How employees’ jobs are affected by today’s health crisis depends of course on how your business has been affected. If you’re an essential business, employees may feel lucky to have a job but burned out by the intensity of working with the public. If you’re in a position to allow people to work from home, employees may be feeling isolated and unsupported. If you’ve had to furlough employees, even with the intention of bringing them back, they likely feel insecure and vulnerable. No matter what your employees are experiencing right now, experts say most everyone is coping with varying levels of fear, unease, sadness, and powerlessness. 

How You Can Help

Your path to become an effective leader likely did not include training as a professional counselor. That’s okay – you don’t need a special license in order to be supportive. Your attitude and actions can go a long way toward taking the edge off for your employees. Follow these guidelines:

Show empathy. Everyone is experiencing this crisis in different ways. You may not be able to personally relate to what people are going through, but you should do your best to put yourself in their shoes.
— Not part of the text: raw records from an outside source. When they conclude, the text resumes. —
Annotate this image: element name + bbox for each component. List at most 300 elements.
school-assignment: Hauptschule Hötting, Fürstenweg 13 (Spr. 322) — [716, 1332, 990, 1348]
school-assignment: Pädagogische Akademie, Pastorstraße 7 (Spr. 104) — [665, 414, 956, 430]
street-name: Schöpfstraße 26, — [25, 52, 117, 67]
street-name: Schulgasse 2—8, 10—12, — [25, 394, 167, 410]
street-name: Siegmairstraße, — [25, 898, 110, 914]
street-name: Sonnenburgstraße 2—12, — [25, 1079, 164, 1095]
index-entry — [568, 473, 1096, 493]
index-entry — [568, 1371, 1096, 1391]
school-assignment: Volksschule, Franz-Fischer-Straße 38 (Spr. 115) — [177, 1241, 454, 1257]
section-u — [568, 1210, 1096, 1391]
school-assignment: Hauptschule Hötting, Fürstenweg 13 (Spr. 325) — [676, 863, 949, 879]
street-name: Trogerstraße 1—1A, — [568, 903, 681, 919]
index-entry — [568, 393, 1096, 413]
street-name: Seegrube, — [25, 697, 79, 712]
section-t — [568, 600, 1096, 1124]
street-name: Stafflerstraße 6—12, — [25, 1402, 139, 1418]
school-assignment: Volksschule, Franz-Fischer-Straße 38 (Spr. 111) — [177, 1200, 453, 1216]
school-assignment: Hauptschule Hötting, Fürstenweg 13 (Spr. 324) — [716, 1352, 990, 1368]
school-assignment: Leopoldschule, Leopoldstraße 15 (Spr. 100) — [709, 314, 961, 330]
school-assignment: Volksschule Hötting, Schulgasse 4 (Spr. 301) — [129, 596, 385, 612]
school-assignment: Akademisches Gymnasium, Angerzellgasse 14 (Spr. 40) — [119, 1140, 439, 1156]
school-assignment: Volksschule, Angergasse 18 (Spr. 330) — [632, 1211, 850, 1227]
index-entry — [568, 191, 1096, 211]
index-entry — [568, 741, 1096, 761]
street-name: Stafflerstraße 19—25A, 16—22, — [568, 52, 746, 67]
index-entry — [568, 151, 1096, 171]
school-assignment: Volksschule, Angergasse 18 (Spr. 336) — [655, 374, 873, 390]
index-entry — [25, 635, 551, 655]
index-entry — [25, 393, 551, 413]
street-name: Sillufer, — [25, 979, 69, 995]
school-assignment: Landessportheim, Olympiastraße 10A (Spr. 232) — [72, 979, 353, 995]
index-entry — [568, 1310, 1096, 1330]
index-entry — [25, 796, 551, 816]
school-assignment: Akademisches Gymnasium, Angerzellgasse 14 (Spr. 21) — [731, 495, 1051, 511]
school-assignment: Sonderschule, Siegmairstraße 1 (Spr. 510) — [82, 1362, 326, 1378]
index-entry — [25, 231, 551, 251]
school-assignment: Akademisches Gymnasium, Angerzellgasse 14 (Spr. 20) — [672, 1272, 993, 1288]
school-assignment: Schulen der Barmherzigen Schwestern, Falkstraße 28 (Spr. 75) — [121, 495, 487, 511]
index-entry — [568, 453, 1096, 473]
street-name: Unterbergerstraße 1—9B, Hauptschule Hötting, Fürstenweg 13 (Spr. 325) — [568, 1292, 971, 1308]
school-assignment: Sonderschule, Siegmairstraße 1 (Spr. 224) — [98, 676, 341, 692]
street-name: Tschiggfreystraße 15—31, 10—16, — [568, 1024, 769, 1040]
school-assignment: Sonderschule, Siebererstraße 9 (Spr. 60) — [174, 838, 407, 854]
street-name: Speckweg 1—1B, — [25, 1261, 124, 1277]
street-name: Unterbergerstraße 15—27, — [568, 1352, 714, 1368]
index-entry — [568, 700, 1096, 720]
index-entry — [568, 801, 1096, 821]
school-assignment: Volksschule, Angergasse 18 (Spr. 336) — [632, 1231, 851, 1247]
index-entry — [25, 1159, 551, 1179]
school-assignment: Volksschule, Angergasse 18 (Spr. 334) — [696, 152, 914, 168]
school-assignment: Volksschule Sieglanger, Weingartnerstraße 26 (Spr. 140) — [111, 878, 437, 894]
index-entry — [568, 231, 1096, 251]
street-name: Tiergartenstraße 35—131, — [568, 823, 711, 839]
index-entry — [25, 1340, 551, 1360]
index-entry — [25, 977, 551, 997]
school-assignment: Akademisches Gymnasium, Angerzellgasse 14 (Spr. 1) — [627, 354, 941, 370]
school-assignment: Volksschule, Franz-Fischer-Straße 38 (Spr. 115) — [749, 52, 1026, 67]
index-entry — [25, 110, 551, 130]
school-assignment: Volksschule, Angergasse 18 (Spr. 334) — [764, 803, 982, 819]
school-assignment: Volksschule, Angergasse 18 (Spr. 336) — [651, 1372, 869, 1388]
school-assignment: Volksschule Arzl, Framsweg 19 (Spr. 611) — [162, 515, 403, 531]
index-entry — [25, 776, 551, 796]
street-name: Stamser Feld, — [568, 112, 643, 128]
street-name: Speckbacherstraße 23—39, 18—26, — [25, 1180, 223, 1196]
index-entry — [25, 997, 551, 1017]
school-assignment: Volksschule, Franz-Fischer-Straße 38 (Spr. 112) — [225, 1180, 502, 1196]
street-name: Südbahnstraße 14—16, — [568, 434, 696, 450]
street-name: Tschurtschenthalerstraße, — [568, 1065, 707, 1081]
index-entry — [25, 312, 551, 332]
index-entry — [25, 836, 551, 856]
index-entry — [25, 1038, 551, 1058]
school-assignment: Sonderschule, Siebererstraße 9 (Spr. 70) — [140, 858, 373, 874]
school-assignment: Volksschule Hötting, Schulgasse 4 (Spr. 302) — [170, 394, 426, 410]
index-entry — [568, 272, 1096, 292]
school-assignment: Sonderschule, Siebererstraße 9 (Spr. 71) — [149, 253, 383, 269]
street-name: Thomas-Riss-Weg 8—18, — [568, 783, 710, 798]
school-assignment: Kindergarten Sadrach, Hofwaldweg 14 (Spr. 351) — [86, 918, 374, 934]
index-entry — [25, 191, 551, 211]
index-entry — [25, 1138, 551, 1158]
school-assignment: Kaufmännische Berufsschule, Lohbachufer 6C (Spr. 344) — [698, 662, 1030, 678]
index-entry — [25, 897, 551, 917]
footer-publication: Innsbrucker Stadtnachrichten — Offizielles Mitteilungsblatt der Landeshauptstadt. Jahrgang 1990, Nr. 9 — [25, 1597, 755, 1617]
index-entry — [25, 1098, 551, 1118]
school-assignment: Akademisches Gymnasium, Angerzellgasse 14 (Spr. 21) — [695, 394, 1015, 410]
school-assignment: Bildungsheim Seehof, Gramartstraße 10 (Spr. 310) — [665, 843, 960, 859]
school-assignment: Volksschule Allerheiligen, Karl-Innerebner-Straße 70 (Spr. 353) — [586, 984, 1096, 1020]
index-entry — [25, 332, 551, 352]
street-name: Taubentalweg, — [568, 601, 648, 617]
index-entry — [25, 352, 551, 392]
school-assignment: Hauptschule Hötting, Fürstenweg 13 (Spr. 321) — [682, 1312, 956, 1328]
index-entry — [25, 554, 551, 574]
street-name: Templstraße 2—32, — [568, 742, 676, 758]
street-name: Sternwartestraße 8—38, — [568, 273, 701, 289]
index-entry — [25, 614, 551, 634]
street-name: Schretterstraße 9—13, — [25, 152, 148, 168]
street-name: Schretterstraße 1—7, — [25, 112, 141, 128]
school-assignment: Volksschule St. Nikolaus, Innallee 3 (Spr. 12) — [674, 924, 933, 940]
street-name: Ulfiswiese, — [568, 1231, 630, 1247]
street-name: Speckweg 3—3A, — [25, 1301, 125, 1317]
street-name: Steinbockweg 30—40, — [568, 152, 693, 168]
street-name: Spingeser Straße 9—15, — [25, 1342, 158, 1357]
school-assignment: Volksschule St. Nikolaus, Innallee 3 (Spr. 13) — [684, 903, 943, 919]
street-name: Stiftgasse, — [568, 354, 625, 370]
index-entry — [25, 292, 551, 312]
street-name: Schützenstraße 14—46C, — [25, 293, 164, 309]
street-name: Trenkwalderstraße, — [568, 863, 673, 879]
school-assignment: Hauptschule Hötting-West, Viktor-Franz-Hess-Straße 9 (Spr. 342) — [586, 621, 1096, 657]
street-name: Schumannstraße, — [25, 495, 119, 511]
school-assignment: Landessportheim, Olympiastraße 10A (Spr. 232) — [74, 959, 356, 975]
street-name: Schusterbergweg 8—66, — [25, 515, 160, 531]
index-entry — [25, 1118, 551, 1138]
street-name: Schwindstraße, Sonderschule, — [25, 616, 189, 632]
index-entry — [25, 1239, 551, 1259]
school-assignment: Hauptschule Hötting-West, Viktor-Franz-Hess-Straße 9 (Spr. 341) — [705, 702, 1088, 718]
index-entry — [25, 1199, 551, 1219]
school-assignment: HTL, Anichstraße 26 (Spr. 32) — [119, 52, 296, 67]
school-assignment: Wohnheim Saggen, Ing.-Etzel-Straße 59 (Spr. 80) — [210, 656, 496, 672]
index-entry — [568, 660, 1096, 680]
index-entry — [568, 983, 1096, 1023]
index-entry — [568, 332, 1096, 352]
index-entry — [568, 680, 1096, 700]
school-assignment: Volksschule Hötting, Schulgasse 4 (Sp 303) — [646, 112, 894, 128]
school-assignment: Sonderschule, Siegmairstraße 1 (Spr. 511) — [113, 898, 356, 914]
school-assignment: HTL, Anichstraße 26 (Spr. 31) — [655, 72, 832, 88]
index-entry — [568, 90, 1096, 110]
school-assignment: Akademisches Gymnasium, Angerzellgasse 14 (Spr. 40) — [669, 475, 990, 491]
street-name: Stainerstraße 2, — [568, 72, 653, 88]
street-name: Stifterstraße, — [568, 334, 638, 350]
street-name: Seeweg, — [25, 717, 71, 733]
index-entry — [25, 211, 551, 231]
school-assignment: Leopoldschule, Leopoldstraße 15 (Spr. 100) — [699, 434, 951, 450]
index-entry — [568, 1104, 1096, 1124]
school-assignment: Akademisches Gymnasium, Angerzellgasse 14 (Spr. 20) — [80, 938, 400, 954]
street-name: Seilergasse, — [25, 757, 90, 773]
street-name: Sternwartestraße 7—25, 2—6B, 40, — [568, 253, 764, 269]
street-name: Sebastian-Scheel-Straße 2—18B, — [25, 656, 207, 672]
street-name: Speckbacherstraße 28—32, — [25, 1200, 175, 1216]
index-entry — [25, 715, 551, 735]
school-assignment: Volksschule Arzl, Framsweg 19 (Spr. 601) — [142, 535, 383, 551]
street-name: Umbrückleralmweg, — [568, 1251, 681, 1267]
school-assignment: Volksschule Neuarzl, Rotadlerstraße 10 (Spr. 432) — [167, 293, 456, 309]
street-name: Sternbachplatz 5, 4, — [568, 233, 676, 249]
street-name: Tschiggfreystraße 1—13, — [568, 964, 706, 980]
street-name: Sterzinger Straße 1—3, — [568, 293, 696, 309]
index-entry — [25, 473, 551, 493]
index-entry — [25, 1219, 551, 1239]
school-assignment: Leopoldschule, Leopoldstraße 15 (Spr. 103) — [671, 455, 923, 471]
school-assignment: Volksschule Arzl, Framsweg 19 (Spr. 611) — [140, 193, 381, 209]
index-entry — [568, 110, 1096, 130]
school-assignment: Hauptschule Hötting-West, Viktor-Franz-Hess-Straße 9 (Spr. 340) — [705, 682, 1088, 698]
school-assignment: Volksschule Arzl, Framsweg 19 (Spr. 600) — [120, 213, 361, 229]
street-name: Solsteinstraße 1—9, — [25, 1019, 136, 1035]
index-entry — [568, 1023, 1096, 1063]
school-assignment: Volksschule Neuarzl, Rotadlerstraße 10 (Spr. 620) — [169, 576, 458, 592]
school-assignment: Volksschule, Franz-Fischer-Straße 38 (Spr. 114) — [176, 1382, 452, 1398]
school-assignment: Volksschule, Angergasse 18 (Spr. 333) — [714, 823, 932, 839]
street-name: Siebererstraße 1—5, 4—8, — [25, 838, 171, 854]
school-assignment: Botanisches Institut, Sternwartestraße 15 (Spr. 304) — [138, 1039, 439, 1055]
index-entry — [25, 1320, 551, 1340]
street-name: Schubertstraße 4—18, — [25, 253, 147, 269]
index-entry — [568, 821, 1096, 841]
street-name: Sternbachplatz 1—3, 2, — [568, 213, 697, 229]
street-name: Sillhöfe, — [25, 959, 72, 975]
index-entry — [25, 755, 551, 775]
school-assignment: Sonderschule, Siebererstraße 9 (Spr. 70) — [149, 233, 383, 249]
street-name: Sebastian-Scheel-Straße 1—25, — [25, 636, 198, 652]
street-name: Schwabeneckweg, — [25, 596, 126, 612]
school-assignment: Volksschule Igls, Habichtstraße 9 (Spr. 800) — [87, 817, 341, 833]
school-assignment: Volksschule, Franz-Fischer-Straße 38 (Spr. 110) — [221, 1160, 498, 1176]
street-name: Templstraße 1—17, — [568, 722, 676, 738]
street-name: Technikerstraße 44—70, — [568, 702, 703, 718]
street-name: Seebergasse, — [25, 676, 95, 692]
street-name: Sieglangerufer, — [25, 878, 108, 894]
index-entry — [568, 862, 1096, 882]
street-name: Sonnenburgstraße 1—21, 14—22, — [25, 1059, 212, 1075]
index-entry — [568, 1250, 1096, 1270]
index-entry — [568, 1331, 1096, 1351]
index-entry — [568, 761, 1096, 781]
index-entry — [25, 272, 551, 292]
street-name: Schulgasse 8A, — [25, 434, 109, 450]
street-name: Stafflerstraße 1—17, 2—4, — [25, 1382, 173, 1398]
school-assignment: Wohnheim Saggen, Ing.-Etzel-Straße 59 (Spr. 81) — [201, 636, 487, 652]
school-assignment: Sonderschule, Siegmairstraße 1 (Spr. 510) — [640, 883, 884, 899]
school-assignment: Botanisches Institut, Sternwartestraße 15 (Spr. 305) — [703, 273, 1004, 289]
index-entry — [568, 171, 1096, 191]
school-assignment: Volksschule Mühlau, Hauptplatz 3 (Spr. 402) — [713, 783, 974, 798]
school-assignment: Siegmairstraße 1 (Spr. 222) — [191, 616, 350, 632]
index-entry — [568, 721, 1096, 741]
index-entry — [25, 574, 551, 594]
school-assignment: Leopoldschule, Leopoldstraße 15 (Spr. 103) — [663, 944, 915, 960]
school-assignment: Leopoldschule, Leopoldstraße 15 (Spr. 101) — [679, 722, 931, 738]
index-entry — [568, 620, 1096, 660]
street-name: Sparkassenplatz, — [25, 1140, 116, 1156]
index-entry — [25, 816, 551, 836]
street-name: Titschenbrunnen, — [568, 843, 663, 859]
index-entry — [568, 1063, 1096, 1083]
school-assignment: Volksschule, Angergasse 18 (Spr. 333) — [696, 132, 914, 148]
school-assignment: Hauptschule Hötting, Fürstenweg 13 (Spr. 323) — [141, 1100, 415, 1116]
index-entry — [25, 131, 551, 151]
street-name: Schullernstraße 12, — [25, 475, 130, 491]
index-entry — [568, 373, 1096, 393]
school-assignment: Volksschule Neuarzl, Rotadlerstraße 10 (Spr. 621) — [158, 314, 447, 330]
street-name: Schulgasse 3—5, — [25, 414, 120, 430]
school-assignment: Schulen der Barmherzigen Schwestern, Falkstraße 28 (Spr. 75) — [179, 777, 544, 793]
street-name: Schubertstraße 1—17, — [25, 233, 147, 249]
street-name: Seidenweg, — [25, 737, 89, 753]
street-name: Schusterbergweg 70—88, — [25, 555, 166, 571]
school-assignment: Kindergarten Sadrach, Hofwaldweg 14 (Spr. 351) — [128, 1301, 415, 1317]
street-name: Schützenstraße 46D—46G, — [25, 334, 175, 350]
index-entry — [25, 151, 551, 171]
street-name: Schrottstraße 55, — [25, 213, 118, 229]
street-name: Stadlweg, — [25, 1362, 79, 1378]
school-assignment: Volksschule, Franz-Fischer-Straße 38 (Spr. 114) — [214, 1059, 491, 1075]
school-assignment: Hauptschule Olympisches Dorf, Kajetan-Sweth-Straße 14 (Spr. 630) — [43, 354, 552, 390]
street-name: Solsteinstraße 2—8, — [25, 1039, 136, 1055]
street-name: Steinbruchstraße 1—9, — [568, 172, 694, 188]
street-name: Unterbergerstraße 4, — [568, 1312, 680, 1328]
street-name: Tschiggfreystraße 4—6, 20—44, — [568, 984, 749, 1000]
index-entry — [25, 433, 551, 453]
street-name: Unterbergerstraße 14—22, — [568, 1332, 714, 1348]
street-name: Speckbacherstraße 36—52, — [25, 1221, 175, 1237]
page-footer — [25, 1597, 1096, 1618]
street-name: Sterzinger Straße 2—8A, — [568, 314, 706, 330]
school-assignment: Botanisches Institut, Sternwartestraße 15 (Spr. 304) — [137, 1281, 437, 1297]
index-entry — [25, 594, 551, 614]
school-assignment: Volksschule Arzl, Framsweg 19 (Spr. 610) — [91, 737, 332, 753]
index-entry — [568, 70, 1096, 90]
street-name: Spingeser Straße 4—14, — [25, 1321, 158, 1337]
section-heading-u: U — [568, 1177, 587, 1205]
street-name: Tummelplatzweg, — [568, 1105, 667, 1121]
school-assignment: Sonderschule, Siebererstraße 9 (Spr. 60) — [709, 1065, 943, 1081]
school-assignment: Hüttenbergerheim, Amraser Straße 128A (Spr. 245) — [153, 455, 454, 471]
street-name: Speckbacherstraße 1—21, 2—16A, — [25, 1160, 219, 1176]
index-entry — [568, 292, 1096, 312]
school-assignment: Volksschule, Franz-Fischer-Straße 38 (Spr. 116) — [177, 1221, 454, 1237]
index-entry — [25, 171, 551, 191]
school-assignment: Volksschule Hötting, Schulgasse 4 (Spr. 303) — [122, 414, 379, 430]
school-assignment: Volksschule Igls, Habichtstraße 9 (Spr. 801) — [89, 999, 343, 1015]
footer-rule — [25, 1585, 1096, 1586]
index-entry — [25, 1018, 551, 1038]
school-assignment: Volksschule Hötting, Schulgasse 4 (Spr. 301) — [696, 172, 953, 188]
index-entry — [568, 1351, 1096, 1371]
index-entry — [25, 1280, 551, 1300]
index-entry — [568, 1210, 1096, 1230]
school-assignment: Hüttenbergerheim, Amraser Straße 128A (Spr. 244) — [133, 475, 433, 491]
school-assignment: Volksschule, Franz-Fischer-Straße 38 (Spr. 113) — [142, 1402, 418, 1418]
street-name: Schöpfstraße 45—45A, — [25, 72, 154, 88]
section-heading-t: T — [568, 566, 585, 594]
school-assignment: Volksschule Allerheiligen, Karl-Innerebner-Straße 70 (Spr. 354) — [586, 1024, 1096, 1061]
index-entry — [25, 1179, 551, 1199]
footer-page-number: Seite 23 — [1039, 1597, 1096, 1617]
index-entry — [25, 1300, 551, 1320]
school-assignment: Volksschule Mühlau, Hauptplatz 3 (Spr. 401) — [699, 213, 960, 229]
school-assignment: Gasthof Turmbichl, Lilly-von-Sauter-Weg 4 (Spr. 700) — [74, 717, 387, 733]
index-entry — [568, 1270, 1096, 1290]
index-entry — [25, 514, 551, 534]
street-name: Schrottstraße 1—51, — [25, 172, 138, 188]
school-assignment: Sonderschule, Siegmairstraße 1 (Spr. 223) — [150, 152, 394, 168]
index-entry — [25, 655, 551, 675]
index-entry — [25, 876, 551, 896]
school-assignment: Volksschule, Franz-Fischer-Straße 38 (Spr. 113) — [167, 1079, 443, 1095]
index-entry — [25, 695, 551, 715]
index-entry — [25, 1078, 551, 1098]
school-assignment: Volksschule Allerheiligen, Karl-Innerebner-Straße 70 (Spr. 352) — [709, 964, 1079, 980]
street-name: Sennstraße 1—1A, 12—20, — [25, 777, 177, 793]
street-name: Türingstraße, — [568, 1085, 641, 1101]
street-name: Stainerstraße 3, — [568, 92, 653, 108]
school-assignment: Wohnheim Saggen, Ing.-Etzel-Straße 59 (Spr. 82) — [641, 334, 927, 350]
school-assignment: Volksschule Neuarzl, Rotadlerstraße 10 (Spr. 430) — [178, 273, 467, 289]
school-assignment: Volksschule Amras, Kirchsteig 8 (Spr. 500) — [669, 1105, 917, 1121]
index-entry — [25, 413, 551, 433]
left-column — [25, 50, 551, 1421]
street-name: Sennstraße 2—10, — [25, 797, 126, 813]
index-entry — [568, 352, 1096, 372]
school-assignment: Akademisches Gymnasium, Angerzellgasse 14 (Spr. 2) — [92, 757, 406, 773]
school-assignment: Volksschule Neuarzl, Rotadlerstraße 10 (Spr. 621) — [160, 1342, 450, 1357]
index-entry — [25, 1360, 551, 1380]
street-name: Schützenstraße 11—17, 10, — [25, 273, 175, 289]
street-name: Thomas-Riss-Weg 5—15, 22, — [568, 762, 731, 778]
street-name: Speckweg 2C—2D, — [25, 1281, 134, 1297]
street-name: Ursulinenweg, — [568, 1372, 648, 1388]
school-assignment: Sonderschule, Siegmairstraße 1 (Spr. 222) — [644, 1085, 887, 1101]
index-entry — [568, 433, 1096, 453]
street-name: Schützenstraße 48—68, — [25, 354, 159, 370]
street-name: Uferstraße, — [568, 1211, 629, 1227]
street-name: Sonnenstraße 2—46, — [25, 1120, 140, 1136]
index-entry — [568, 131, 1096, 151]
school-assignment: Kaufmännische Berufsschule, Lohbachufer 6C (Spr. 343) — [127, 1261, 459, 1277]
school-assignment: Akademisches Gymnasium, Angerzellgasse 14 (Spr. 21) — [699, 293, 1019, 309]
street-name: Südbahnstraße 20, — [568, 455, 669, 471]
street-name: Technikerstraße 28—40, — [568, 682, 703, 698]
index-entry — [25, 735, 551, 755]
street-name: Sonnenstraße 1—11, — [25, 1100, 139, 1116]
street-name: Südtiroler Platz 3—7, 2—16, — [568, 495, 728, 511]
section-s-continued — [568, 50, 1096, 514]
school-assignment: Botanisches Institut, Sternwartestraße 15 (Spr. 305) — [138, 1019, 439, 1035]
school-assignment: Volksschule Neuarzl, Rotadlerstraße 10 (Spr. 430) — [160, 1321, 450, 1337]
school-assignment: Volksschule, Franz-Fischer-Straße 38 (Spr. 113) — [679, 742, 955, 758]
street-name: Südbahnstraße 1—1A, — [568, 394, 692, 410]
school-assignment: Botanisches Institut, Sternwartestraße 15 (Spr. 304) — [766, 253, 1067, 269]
Never minimize someone’s fears or worries.

Continue efforts to engage employees. Keeping your employees engaged means providing them with opportunities to learn new skills, offer input when possible, and participate in teambuilding activities, even if they’re remote. If you have a large staff, work with mentors, team leaders, and assistant managers to keep engagement levels high.

Build trust that goes both ways. Part of crisis management is earning trust and extending it. Be honest with your employees, and trust that they are being honest with you. Now is a time for flexibility and openness, not doubt and skepticism.

Provide resources. If your company benefits plan includes an employee assistance program (EAP), make sure your employees know how to access it. Beyond what may be offered as a benefit, create a list of resources in the community that might be helpful during the crisis. This can include everything from crisis hotlines and online yoga classes to grocery delivery services and food banks. Your employees don’t expect you to solve all their problems, but they should know you have their backs. And even if they don’t need the resources on your list, they may be able to pass the information along to someone who does.

Leadership Self-Care

Throughout the crisis management process, leaders must strive to lead by example and demonstrate an ongoing commitment to excellence. To do that, and to have the strength to take care for others, you must first take care of yourself. The CDC recommends these ways to cope with stress during the current crisis:

  • Take breaks from watching, reading, or listening to news stories, including social media. Hearing about the pandemic repeatedly can be upsetting.
  • Take care of your body.
    • Take deep breaths, stretch, or meditate.
    • Try to eat healthy, well-balanced meals.
    • Exercise regularly, get plenty of sleep.
    • Avoid alcohol and drugs.
  • Make time to unwind. Try to do some other activities you enjoy.
  • Connect with others. Talk with people you trust about your concerns and how you are feeling.